Morbus Dei: Im Zeichen des Aries: Roman (German Edition)
Langsam ging sie zum Ende der Friedhofsmauer, wo in einer Nische ein Lichterstein mit einem Heiligenbildchen und einem kleinen, eisernen Kruzifix lag. Sanft strich Sophie mit der Hand über das Kruzifix und gedachte des Mannes, den sie geliebt hatte – zumindest in der kurzen Zeit, die sie miteinander verbracht hatten.
Der Wind wurde stärker, zerrte an ihrem Umhang. Sie achtete nicht darauf. Worte formten sich und verschwammen wieder, hüllten sie ein wie der Nebel das Dorf, damals, als sie sich das letzte Mal gesehen hatten …
Sein Griff um ihren Arm, fest und sanft zugleich.
Ich versprech, dass ich immer für dich da sein werd.
Der Kuss.
Dann hast mich ab jetzt am Hals, du bayerischer Depp. Hier hält mich nichts mehr.
Seine freudestrahlenden Augen.
Du weißt ja nicht, wie glücklich du mich damit machst.
Die letzte Umarmung.
Ich muss wieder zurück zum Hof, Gottfried. Wir sehen uns morgen …
Aber es hatte kein Morgen gegeben. Es hatte keine gemeinsame Zukunft gegeben. Nur den Tod hatte es gegeben, Tod und Vernichtung für ihn und seine Kameraden und für die Männer des Dorfes, oben in den Wäldern .

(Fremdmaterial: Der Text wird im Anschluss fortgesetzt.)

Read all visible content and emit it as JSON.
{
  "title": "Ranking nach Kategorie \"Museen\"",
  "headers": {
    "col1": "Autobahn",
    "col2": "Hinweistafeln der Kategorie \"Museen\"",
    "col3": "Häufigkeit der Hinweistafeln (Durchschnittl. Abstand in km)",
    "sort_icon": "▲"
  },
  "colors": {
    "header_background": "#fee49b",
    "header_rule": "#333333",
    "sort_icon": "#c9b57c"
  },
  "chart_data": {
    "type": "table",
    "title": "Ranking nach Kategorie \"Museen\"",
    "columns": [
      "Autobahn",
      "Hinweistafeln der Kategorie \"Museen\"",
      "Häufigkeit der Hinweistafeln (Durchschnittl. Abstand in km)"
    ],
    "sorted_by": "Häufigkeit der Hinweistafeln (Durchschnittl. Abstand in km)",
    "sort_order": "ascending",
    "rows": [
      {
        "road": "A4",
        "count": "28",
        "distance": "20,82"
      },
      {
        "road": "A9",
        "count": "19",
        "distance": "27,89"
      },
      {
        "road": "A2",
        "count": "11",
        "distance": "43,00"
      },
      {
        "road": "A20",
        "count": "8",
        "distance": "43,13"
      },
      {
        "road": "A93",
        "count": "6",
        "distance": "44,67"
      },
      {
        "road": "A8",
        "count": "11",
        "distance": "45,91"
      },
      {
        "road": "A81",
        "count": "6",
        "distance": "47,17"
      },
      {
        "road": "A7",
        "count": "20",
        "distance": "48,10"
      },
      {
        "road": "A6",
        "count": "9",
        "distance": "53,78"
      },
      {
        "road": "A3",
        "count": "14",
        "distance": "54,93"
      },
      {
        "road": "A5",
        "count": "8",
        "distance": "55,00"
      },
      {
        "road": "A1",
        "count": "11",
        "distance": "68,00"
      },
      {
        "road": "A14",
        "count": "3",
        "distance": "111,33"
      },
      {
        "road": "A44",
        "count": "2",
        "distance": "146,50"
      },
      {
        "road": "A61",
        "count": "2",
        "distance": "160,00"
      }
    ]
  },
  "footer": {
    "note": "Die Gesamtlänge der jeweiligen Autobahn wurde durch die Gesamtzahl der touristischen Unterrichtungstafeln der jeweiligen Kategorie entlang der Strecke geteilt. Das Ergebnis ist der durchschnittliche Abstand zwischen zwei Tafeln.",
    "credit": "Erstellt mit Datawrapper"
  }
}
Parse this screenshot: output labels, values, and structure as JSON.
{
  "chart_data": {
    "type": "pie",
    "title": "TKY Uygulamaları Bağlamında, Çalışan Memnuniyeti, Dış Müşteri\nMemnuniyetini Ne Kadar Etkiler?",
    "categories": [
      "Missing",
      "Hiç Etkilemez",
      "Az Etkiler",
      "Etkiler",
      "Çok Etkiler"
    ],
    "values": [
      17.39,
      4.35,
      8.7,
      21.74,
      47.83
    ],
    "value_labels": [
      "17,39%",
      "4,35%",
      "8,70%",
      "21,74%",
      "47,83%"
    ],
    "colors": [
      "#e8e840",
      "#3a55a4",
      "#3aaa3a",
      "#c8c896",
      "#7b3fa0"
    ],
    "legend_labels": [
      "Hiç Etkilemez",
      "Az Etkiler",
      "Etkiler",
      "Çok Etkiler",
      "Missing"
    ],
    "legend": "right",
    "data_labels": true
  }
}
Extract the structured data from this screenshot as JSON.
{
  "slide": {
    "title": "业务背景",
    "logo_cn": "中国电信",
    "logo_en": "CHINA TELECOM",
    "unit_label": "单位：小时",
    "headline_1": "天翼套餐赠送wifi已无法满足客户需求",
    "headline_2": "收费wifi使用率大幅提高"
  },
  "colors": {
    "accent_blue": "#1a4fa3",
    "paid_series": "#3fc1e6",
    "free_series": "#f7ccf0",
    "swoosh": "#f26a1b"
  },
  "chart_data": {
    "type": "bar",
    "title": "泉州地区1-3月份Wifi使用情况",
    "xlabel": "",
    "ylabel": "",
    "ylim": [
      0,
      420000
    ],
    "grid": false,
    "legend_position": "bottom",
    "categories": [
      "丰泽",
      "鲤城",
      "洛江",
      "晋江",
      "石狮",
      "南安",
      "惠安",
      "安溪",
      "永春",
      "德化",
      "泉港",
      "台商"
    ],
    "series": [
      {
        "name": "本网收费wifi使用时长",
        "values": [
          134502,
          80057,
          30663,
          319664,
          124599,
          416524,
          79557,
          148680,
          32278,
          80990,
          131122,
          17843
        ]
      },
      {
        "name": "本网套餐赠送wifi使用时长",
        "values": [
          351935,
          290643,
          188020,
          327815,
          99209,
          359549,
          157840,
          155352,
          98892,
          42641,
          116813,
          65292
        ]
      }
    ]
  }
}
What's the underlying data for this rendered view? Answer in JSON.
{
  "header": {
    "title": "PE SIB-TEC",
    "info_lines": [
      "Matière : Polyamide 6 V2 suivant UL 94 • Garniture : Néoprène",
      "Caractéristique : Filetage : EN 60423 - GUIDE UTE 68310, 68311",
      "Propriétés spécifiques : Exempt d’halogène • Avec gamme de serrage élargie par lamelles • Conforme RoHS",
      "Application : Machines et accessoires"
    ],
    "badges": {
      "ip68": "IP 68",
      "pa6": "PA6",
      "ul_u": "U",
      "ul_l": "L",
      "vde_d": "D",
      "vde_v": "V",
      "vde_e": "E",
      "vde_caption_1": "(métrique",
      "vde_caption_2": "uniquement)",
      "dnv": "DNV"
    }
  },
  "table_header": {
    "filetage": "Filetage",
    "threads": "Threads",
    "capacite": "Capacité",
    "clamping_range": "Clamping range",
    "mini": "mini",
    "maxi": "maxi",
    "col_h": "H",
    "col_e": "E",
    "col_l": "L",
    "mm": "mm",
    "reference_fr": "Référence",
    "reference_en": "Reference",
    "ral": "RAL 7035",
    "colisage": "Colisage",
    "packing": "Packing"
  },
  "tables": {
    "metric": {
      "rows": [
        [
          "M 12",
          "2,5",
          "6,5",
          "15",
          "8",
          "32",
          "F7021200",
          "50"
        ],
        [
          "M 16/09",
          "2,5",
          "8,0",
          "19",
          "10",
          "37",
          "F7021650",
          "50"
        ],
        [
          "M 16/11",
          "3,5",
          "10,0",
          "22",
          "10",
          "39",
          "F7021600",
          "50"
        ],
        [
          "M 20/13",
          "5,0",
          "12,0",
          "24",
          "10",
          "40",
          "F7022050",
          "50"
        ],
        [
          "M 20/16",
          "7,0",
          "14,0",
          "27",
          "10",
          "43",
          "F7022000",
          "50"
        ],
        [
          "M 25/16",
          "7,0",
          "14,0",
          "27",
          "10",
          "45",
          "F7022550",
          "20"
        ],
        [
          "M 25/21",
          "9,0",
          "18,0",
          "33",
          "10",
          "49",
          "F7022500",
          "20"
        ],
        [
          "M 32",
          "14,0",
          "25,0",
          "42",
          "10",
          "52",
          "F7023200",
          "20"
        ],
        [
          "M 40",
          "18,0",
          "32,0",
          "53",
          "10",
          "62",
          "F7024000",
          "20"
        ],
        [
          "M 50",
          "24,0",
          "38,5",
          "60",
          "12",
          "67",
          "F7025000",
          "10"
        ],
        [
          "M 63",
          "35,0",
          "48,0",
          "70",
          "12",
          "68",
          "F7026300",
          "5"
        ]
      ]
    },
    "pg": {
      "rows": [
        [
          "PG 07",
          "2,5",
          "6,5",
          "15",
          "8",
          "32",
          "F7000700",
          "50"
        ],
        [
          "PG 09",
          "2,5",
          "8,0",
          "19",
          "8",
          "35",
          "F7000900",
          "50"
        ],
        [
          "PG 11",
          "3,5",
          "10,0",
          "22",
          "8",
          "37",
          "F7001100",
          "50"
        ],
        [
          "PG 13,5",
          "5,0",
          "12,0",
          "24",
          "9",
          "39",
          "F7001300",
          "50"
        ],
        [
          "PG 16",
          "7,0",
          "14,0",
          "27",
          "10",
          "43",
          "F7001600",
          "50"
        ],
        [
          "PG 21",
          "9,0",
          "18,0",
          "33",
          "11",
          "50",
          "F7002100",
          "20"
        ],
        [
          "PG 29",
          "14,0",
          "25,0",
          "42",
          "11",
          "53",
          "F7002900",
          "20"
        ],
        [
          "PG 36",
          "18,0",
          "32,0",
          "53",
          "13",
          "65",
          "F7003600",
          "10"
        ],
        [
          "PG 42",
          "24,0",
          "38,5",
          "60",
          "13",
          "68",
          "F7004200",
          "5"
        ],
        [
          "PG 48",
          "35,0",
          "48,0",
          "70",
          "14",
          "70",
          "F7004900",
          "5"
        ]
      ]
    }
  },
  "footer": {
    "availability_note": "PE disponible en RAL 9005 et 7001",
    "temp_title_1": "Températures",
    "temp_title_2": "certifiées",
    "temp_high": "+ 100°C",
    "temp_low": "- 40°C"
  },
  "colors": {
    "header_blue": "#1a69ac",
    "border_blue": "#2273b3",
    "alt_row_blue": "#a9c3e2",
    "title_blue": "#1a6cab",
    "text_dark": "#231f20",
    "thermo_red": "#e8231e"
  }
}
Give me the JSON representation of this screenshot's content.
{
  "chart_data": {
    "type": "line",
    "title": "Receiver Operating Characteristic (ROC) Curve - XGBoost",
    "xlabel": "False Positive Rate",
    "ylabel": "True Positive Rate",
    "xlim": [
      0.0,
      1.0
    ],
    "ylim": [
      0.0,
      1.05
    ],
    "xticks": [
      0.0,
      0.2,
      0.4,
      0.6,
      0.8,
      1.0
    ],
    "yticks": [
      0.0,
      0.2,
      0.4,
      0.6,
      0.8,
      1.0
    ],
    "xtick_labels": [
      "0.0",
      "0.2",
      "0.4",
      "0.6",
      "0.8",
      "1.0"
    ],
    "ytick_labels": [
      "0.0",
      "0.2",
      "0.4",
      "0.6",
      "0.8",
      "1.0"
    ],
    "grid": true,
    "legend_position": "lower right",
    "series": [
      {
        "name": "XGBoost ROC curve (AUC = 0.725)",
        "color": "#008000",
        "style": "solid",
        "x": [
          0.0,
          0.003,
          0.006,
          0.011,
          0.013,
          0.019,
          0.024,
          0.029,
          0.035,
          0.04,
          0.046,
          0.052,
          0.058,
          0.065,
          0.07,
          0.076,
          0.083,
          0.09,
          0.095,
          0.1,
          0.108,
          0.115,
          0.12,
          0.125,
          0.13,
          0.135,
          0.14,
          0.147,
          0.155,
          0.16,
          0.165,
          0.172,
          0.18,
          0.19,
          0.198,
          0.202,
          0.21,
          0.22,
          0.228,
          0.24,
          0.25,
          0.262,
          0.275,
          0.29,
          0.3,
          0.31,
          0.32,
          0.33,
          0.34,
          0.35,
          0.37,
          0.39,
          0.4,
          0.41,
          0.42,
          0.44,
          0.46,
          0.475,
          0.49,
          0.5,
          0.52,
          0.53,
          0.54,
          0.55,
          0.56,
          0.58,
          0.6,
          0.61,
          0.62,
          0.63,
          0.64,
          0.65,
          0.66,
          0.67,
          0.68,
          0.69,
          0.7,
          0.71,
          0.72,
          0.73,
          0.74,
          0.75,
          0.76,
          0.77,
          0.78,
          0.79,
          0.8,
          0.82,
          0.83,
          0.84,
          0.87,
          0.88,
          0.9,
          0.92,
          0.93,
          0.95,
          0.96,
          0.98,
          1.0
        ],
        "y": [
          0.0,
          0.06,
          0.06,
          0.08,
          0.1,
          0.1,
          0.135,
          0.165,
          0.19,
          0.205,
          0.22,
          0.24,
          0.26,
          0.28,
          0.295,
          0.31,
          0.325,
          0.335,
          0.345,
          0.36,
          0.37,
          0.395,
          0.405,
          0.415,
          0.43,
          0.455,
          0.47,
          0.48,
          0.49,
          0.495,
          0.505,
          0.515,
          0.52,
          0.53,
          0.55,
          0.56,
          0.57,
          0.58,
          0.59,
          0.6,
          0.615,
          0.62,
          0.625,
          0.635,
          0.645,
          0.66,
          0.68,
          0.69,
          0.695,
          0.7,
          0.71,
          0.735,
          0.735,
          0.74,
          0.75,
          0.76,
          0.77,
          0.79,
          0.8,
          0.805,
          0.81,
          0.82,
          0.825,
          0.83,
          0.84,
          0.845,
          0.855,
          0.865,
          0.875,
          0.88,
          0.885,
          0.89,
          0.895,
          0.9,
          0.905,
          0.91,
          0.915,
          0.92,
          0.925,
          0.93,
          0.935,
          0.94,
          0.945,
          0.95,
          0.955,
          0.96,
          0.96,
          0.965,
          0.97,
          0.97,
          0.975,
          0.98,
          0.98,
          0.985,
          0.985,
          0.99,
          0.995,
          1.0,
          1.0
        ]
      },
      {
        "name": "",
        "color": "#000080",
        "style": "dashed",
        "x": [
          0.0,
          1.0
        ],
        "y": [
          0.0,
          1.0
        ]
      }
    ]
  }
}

Wie sehr hatte sie die Ausgestoßenen für das gehasst, was sie Gottfried, was sie dem Dorf angetan hatten. Für das, was sie ihr angetan hatten.
Und wie sehr hatte sie gehasst, dass sie sie hatten weiterleben lassen – als eine von ihnen . Es war nur eine kleine Wunde gewesen, die sie davongetragen hatte, als man sie aus ihrem Versteck zerrte, aber diese kleine Wunde hatte gereicht, um ihr Leben, wie sie es kannte, zu beenden.
Doch ihr größter Hass galt dem, der für all das verantwortlich gewesen war, der die Vernichtung über das Dorf gebracht hatte.
Seinen Leichnam hatten sie weggebracht, an einen geheimen Ort, über den niemand sprach. Als Sophie versucht hatte, mehr darüber zu erfahren, hatte sie nur eisiges Schweigen geerntet. Sogar Anna hatte die Lippen aufeinander gepresst und den Kopf geschüttelt.
Er.
Jakob Karrer.
Beim Gedanken an ihn durchströmten Sophie Wogen des Hasses, ließen die schwarzen Adern auf ihrem Körper pulsieren, bis sie –
„Sophie?“
Sie schrak auf. Anna stand vor ihr und blickte sie aus ihren großen Augen an. Ihre langen dunklen Haare wehten im Wind.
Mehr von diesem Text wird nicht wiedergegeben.